TLDR Alaya Governance Token (AGT) is the utility and governance token for Alaya AI, a decentralized platform using blockchain and gamification to crowdsource AI training data while ensuring quality and user incentives.
- Decentralized AI data infrastructure – Connects distributed communities to create labeled datasets for AI models
- Dual incentive model – Combines token rewards with NFTs to balance data quality and community growth
- Governance backbone – Enables voting on platform upgrades and AI model development priorities
Deep Dive
1. Core Purpose & Value Proposition
AGT powers a Web3 protocol addressing the $200B+ AI data industry’s centralization problem. Traditional AI companies rely on low-paid “data mills” that produce biased datasets from limited demographics (Alaya AI). Alaya’s solution:
- Distributes data labeling tasks globally via blockchain
- Uses game mechanics to prevent task-grinding (capping daily rewards but allowing unlimited social referrals)
- Automatically filters outliers using statistical validation
This aims to create more representative training data while letting contributors monetize their expertise.
2. Token Mechanics & Governance
AGT serves three primary functions:
1. Staking – Users stake AGT to participate in labeling tasks, with higher stakes granting access to specialized datasets
2. Model Funding – Developers create AGT-denominated pools to finance AI model training
3. Governance – Token holders vote on:
- Data validation algorithms
- Reward distribution formulas
- Integration partners (e.g., DePIN projects)
A dual NFT system complements this – tradeable NFTs unlock task tiers, while non-transferable “medallion NFTs” certify user expertise (Alaya’s NFT System).

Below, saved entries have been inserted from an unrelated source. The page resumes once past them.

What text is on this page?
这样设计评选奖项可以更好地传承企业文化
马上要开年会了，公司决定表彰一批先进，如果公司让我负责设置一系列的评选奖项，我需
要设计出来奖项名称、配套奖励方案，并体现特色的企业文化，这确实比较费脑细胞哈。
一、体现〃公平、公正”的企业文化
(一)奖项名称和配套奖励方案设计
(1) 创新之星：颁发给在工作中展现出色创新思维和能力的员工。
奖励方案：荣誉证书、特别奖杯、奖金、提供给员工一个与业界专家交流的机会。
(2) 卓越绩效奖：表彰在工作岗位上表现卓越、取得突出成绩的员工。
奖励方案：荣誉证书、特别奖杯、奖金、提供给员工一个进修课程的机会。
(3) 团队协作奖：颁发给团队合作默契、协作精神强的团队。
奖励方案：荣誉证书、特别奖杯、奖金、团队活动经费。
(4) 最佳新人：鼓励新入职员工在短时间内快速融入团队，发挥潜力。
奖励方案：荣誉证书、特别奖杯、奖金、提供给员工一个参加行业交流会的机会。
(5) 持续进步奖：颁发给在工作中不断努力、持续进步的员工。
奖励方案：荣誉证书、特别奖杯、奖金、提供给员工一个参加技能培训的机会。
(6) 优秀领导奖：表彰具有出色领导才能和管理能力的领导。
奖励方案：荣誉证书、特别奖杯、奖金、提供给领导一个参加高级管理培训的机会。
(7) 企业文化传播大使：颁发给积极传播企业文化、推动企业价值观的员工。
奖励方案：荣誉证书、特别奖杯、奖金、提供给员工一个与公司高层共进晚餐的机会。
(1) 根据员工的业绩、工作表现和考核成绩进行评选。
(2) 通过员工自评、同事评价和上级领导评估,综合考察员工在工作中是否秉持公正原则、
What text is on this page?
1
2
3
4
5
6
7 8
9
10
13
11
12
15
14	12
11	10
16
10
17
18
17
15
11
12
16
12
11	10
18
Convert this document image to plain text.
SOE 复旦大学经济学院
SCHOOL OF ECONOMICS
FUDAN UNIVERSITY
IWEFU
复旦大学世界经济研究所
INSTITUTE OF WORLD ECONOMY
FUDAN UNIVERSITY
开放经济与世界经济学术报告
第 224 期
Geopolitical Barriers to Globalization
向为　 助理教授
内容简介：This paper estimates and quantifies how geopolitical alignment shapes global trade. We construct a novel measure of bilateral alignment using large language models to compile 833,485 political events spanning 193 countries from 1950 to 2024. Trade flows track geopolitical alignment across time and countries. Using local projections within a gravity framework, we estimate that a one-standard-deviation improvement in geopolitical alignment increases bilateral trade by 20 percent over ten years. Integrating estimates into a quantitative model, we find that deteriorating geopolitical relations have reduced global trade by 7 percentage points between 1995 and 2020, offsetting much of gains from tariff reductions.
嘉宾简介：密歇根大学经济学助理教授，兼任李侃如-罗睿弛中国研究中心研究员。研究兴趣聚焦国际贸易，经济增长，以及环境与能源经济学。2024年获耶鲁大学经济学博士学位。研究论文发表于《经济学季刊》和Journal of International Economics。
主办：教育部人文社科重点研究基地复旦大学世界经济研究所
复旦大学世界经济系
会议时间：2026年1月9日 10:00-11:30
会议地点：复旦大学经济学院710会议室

3. Web3 Integration Strategy
Unlike centralized competitors like Scale AI, Alaya lets projects create custom reward pools using their own tokens alongside AGT. This composability aims to attract Web3-native AI startups needing niche data (e.g., medical imaging datasets tokenized as NFTs).
Conclusion
AGT anchors a decentralized network seeking to disrupt AI’s data supply chain through community-powered labeling and transparent governance. While still early-stage, its hybrid model of staking, NFTs, and cross-chain incentives presents a novel approach to AI development. Can AGT’s economic design sustainably balance data quality, contributor rewards, and model developer needs as adoption scales?